Contudo, há os seguintes óbices à reunião dos processos: a) o RE 375-23 já foi apreciado pelo TRE-RS (sessão de 05.10.2018) e encontra-se no TSE aguardando julgamento. Nessa circunstância, a jurisprudência firmada é no sentido de que o julgamento conjunto deve ser observado apenas quando as ações se encontrem em trâmite na mesma instância, sendo que a inobservância da providência não acarreta a invalidação de pronunciamentos judiciais que se revelem harmônicos (TSE - Recurso Ordinário n. 218847, Acórdão, Relator Min.
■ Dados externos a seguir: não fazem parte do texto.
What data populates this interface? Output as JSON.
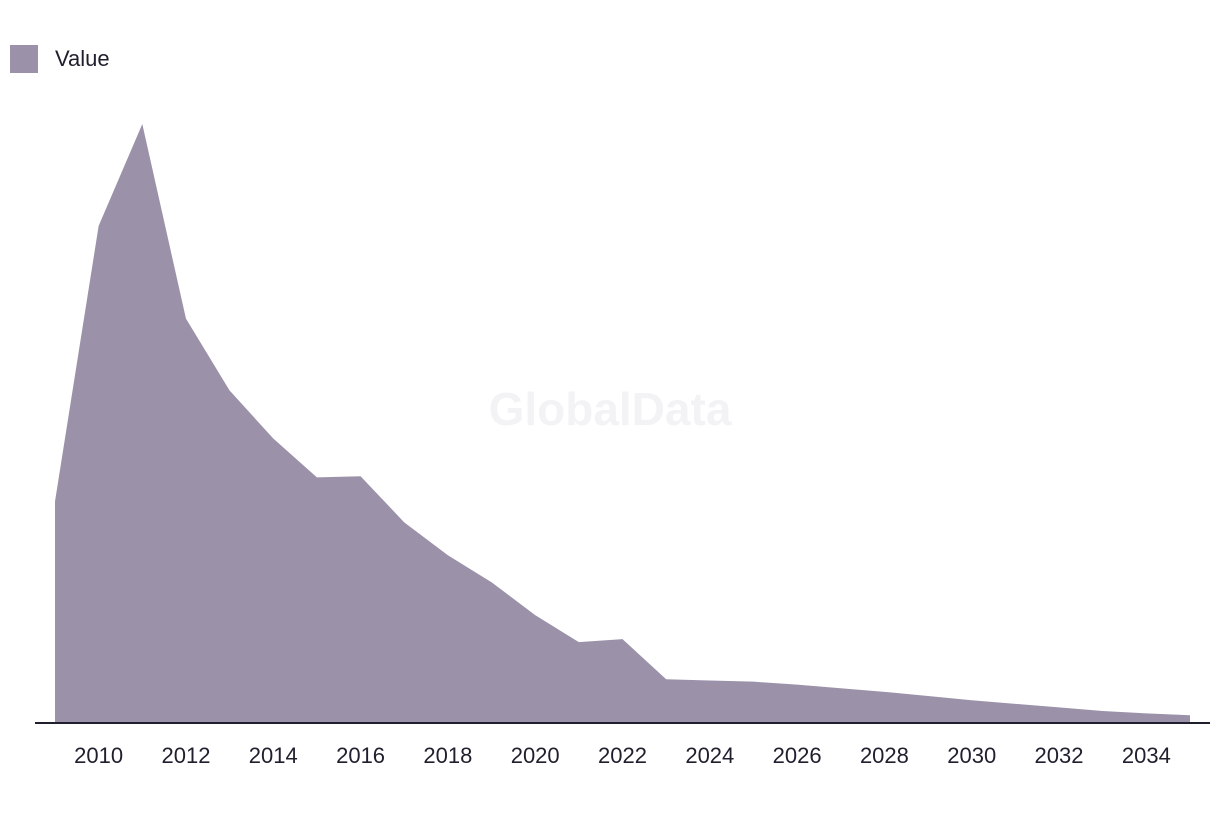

Tarcisio Vieira de Carvalho Neto, Publicação: DJE - Diário de justiça eletrônico, Data 18.05.2018); b) não houve irresignação recursal específica quanto ao ponto, e a sentença exarada no RE 382-15, em relação a essa matéria (Fato 2), foi de extinção do feito, compreensão que está em harmonia com a decisão do RE 375-23.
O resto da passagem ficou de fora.